If Kuroda, a primary symbol of the "Abenomics" economic policy mix promoted by Prime Minister Abe, had been replaced, it could adversely affect the yen's value and stock prices. With only limited alternative candidates available, the government settled for the seemingly most innocuous option to maintain the status quo.
Kuroda, 73, is highly appreciated within the government for bringing about a weaker yen and high share prices by way of the massive quantitative monetary easing, with some saying his policy "brightened Japanese society's atmosphere." While some others voiced concerns over his age as he will be 78 when his second term expires, calls for his reappointment grew stronger within the government and ruling parties as Kuroda was free of any problems in terms of physical strength. Even the Finance Ministry and the BOJ itself, which were reluctant to appoint Kuroda to his current post five years ago, are now rallying behind him.

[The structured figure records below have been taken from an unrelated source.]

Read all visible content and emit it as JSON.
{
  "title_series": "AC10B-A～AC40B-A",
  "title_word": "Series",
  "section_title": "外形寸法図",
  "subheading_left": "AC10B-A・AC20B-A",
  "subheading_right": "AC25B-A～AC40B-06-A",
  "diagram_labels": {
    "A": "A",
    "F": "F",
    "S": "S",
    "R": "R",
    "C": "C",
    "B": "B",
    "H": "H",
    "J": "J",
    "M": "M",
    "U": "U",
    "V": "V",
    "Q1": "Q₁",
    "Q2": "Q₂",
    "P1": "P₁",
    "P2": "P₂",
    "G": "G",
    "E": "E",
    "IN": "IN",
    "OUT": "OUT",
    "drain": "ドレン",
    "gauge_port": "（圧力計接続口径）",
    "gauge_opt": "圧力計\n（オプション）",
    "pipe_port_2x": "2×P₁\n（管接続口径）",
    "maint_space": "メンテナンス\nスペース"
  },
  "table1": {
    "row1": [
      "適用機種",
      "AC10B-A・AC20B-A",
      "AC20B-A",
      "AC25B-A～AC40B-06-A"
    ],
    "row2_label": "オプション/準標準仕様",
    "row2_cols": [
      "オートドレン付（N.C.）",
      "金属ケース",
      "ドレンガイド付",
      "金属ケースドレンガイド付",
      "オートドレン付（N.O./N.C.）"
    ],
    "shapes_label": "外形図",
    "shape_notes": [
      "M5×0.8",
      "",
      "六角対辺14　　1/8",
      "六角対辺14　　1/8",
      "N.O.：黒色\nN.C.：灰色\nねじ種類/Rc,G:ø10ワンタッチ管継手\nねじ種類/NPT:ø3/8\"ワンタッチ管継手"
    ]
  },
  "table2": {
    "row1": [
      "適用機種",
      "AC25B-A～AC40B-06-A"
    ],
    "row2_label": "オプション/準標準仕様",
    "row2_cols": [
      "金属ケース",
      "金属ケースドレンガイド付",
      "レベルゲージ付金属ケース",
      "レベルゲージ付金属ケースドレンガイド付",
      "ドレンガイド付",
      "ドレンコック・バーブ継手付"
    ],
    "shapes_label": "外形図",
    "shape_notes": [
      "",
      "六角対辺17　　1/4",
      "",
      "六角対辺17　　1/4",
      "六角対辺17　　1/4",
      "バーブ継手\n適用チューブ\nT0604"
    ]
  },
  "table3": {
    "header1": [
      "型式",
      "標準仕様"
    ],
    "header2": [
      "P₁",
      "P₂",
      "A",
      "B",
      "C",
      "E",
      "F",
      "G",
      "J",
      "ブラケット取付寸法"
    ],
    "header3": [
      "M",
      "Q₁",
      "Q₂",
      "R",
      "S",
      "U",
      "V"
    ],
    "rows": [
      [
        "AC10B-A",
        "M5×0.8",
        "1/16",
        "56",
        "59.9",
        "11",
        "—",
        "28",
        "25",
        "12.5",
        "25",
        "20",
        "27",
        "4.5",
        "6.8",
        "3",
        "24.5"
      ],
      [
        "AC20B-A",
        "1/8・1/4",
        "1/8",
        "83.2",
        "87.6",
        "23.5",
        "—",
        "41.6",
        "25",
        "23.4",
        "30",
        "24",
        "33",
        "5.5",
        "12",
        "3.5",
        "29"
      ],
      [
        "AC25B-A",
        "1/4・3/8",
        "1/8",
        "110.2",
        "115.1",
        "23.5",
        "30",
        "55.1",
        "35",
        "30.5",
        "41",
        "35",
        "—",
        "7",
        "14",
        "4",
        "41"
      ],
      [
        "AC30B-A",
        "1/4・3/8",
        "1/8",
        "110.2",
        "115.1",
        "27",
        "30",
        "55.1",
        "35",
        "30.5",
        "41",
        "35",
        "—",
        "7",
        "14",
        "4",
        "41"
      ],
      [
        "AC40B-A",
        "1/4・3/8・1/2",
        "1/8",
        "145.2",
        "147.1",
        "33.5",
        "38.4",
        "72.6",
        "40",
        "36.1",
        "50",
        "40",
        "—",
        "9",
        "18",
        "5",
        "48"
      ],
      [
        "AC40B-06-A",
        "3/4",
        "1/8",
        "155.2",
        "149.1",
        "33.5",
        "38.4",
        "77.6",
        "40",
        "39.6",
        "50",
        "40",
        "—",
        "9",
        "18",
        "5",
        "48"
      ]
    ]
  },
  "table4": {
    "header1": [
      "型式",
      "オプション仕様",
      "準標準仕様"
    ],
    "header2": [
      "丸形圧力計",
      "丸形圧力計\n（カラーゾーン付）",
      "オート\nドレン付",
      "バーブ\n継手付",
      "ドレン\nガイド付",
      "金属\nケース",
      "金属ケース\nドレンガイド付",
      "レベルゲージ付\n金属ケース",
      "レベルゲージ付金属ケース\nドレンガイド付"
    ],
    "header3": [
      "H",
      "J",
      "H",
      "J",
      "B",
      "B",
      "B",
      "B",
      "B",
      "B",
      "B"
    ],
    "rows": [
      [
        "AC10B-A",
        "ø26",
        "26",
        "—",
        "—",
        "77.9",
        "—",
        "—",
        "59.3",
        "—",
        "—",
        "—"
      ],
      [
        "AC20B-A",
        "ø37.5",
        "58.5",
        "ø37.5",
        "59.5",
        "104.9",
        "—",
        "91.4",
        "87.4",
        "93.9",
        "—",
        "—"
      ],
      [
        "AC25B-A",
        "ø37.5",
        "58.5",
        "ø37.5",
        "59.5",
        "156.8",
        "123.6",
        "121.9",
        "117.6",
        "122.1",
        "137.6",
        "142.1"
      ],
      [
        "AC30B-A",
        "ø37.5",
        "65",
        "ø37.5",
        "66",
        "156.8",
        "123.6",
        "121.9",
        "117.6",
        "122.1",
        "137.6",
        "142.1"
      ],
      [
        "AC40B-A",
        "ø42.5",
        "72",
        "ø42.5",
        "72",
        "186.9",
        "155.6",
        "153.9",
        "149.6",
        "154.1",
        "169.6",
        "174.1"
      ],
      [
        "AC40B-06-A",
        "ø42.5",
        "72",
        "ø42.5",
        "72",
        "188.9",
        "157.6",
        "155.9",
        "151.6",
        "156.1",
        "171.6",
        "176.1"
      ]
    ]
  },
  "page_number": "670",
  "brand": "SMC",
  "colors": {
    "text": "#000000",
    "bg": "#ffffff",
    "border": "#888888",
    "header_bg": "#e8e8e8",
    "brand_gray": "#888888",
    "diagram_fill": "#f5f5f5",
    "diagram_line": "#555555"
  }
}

Meanwhile, those calling for more aggressive monetary and fiscal policies demanded that Kuroda be replaced on the grounds that he failed to achieve the 2 percent inflation target during his five-year term as BOJ chief. As Prime Minister Abe has heretofore appointed proponents of reflationary monetary policy to key economic posts, his decision over the appointment of the next BOJ chief had attracted much speculation, but he ended up retaining Kuroda in compliance with calls from his aides.
Kuroda's next five years in the BOJ chiefdom, however, will be fraught with challenges to address. While the central bank slashed the long-term interest rate to around 0 percent in 2016 and aims to attain the 2 percent inflation goal, there are concerns that a drawn-out ultralow interest rate policy could adversely affect earnings among financial institutions, prompting them to cut back on loans. In the meantime, if the interest rate is raised when commodity prices have not grown enough, it could trigger the yen's appreciation and dampen the economy. A number of difficult tests await Kuroda, who will become the oldest postwar BOJ governor when he retires.